IDF passes reform to W. Bank laws dealing with Palestinians

New provisions of the law are designed to better define elements of a criminal state of mind.

IDF holds surprise drill near Gaza (photo credit: IDF)
IDF holds surprise drill near Gaza
(photo credit: IDF)
The IDF late Wednesday announced it has passed the largest legal reform in years to its West Bank laws dealing with crimes committed by Palestinians.
The head of the military’s Central Command has the power to issue and amend laws in Judea and Samaria as long as the IDF maintains control of the area, and has amended laws from time to time based on the advice of the IDF legal division and the Justice Ministry.
In recent years the army has made repeated reforms to the criminal procedure law applying to Palestinians in the IDF’s West Bank courts, including reducing detention periods for minors and providing more protections in the interrogation process, such as greater efforts to video more interrogations.
Somewhat more broadly, the IDF made changes in handling Palestinian minors cases by creating a juvenile courts division.
But the current reform, signed on Tuesday and due to go into effect as of June 1, changes aspects of the substantive criminal law in the IDF’s West Bank courts, including defining the various concepts relating to criminal liability to be similar to a 1994 reform passed within the Green Line.
New provisions of the law are designed to, on a permanent basis, better define elements of a criminal state of mind, encompassing criminal intent and criminal negligence, though on a practical level, the IDF West Bank courts have been applying reforms from Israeli legislation for some time.

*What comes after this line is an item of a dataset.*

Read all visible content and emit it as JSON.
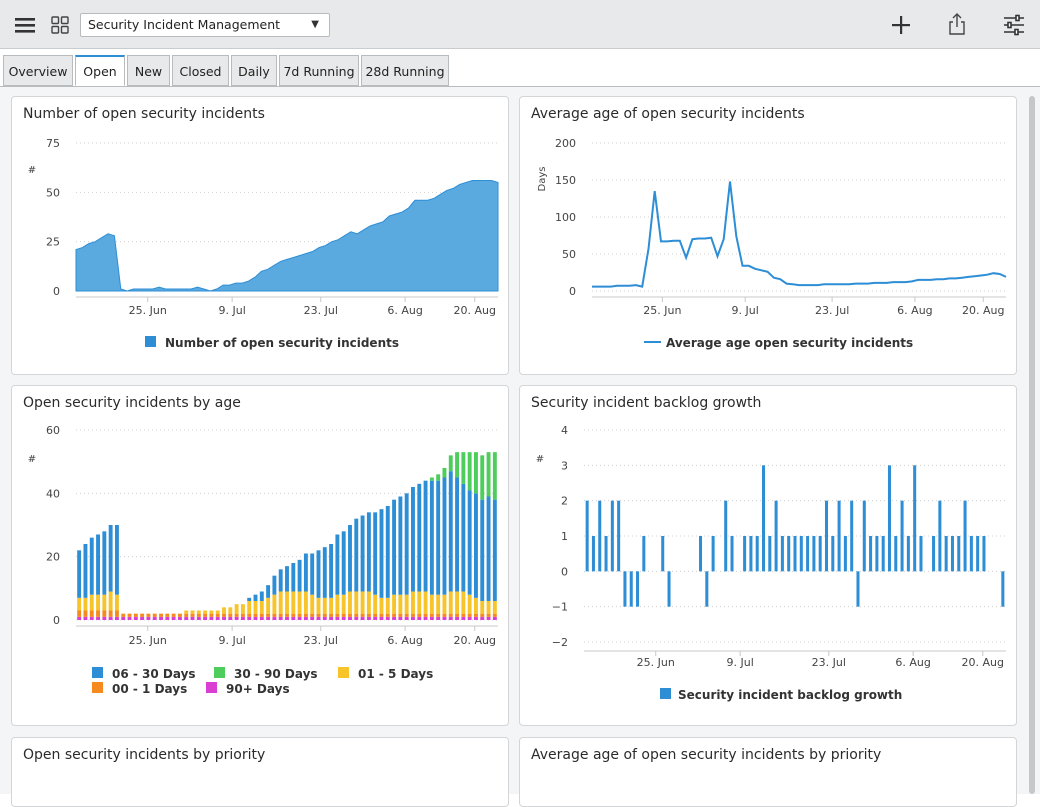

The new law has separate provisions that better distinguish aspects of particular kinds of crimes which are incidental to the main crime, such as attempt, solicitation and being an accomplice.
It also more clearly describes specific defenses or intervening impacts on a criminal offence such as self-defense, insanity, being a minor, loss of control of one’s actions, drunkenness and entering into a situation leading to a crime with earlier improper conduct.
Finally, the law modernizes concepts in dealing with corporations and methods of legal interpretation.